I wipe out on the path, and I’m lying there, glad to finally be at a stop, sprawled out on my back staring up at the sky, feeling the snow coming down right in my face, landing on my mouth and nose and eyes. I can’t stop laughing.

“Get out of the way! MARNIE! Here comes somebody!” Sammy is yelling, and I jump up just in time to avoid being hit by a demon in a red snowsuit screeching as she barely misses me, going hundreds of miles per hour. The wind whistles past me as she breaks the sound barrier.

“Oh my God! How am I ever going to not want to do this every day? This is what winter is about? Why didn’t anybody ever tell me the good parts?” I ask him. We link arms and go trudging up the hill, back to the line again.
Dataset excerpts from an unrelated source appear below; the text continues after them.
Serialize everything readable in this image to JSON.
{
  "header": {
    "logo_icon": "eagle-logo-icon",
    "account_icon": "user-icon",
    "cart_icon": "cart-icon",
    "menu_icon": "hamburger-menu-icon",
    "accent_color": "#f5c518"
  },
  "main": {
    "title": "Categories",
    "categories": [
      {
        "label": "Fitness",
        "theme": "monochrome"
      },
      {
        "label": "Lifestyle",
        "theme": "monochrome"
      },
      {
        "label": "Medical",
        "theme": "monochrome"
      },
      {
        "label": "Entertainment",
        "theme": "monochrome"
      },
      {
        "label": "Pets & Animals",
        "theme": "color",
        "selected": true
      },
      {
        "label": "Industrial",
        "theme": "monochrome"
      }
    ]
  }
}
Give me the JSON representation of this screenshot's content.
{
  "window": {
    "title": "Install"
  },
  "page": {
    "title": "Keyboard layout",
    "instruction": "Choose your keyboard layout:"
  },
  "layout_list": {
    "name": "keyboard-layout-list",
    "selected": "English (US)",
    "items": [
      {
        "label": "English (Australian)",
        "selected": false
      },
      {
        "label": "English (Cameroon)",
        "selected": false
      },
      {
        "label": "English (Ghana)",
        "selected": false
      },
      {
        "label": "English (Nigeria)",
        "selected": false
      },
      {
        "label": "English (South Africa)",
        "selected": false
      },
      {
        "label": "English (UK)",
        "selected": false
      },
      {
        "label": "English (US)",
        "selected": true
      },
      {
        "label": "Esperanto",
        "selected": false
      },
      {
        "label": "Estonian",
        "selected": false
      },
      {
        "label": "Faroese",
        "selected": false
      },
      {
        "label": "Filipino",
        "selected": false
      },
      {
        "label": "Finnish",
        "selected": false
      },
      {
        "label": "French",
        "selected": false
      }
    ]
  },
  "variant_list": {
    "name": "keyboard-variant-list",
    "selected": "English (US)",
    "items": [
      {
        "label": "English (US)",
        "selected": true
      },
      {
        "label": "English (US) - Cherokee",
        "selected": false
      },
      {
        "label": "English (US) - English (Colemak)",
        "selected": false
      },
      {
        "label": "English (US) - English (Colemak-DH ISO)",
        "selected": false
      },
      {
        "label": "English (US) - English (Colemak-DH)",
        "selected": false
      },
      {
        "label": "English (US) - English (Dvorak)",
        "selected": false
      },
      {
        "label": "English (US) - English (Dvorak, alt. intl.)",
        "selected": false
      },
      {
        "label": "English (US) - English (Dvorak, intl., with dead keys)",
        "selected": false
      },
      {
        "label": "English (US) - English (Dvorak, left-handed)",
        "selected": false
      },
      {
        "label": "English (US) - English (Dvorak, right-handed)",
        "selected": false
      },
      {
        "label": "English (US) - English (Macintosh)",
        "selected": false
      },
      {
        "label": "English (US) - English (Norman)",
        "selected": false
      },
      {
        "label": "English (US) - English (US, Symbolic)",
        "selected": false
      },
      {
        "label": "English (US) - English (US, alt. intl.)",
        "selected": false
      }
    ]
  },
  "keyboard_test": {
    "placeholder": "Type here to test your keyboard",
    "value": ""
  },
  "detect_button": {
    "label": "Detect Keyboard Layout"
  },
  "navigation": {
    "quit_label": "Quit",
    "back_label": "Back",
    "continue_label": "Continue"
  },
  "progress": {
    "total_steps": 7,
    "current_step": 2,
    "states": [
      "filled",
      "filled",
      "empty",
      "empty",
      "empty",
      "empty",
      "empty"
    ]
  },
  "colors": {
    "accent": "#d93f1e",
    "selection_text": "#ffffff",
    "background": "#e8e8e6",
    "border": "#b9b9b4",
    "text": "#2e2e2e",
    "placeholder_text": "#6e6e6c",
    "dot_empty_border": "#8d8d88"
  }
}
We’re standing in line—on line—and suddenly I look around. “Wait! Where’s Bedford?”

“Oh, no!” says Sammy. “Where did he go? I went to help you, and I—”

“It’s okay,” I say. “I’ll go find him. You stay on the snow pan.”

“No, I’m coming with you,” he says. His face has gone pale.

We thread our way through the crowds of people all coming to sled and play, calling his name. There’s a German shepherd roaming free, and a golden retriever who’s walking along between some twins like he’s their supervisor. No Bedford. A poodle comes by in a fussy sweater. And two dachshunds in down jackets.

“Bedford! BEDFORD! Here, boy!” I call. It’s snowing harder now, and I can’t see quite as far as I want to.

Sammy looks like he’s about to cry. “This is my fault. I lost him. I lost your dog.”